(0) Obligation:
Q restricted rewrite system:
The TRS R consists of the following rules:
f(n__b, X, n__c) → f(X, c, X)
c → b
b → n__b
c → n__c
activate(n__b) → b
activate(n__c) → c
activate(X) → X
Q is empty.
(1) DependencyPairsProof (EQUIVALENT transformation)

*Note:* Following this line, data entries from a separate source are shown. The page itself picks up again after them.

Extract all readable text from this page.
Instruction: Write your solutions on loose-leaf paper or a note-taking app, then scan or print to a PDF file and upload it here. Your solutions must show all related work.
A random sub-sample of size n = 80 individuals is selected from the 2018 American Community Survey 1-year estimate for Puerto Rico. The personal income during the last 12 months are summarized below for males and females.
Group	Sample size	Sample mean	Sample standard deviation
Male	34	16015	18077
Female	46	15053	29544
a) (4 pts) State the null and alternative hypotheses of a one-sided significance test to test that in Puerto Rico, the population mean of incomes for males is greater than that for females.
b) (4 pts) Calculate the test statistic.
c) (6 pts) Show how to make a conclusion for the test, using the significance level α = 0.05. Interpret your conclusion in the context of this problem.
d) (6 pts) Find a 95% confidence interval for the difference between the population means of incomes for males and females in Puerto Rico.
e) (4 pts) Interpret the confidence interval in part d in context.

Using Dependency Pairs [AG00,LPAR04] we result in the following initial DP problem.
(2) Obligation:
Q DP problem:
The TRS P consists of the following rules:
F(n__b, X, n__c) → F(X, c, X)
F(n__b, X, n__c) → C
C → B
ACTIVATE(n__b) → B
ACTIVATE(n__c) → C
The TRS R consists of the following rules:
f(n__b, X, n__c) → f(X, c, X)
c → b
b → n__b
c → n__c
activate(n__b) → b
activate(n__c) → c
activate(X) → X
Q is empty.
We have to consider all minimal (P,Q,R)-chains.
(3) DependencyGraphProof (EQUIVALENT transformation)

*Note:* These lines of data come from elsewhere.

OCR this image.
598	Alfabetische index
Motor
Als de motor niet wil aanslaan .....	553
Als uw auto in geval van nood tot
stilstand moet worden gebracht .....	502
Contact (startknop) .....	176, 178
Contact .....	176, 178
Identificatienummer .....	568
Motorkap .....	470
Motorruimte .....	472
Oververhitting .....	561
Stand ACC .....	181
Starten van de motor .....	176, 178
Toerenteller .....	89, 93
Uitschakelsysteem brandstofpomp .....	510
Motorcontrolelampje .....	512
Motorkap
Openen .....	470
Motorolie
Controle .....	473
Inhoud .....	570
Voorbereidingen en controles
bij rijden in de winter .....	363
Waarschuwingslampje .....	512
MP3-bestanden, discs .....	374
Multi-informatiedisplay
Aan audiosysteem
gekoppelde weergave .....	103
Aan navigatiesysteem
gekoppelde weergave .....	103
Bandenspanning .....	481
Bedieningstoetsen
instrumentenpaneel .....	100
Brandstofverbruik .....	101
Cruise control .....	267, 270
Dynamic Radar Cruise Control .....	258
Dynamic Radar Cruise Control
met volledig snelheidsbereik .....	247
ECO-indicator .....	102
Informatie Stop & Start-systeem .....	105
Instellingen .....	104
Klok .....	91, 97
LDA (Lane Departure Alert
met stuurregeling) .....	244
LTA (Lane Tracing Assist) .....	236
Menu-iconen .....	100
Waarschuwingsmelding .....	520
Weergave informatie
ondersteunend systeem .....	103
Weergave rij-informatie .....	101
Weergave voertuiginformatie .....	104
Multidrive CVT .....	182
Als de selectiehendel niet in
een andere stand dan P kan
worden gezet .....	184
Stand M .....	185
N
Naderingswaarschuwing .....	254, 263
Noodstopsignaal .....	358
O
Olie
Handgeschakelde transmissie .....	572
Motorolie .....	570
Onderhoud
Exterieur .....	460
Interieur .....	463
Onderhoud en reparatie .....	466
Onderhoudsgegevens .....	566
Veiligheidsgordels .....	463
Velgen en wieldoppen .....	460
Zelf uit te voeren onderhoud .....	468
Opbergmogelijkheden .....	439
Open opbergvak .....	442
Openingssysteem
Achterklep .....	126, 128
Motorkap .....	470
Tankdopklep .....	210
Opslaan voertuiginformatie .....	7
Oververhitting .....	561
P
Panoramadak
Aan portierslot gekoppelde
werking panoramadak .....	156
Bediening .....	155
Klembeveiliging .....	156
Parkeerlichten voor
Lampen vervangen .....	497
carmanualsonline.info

The approximation of the Dependency Graph [LPAR04,FROCOS05,EDGSTAR] contains 1 SCC with 4 less nodes.
(4) Obligation:
Q DP problem:
The TRS P consists of the following rules:
F(n__b, X, n__c) → F(X, c, X)
The TRS R consists of the following rules:
f(n__b, X, n__c) → f(X, c, X)
c → b
b → n__b
c → n__c
activate(n__b) → b
activate(n__c) → c
activate(X) → X
Q is empty.
We have to consider all minimal (P,Q,R)-chains.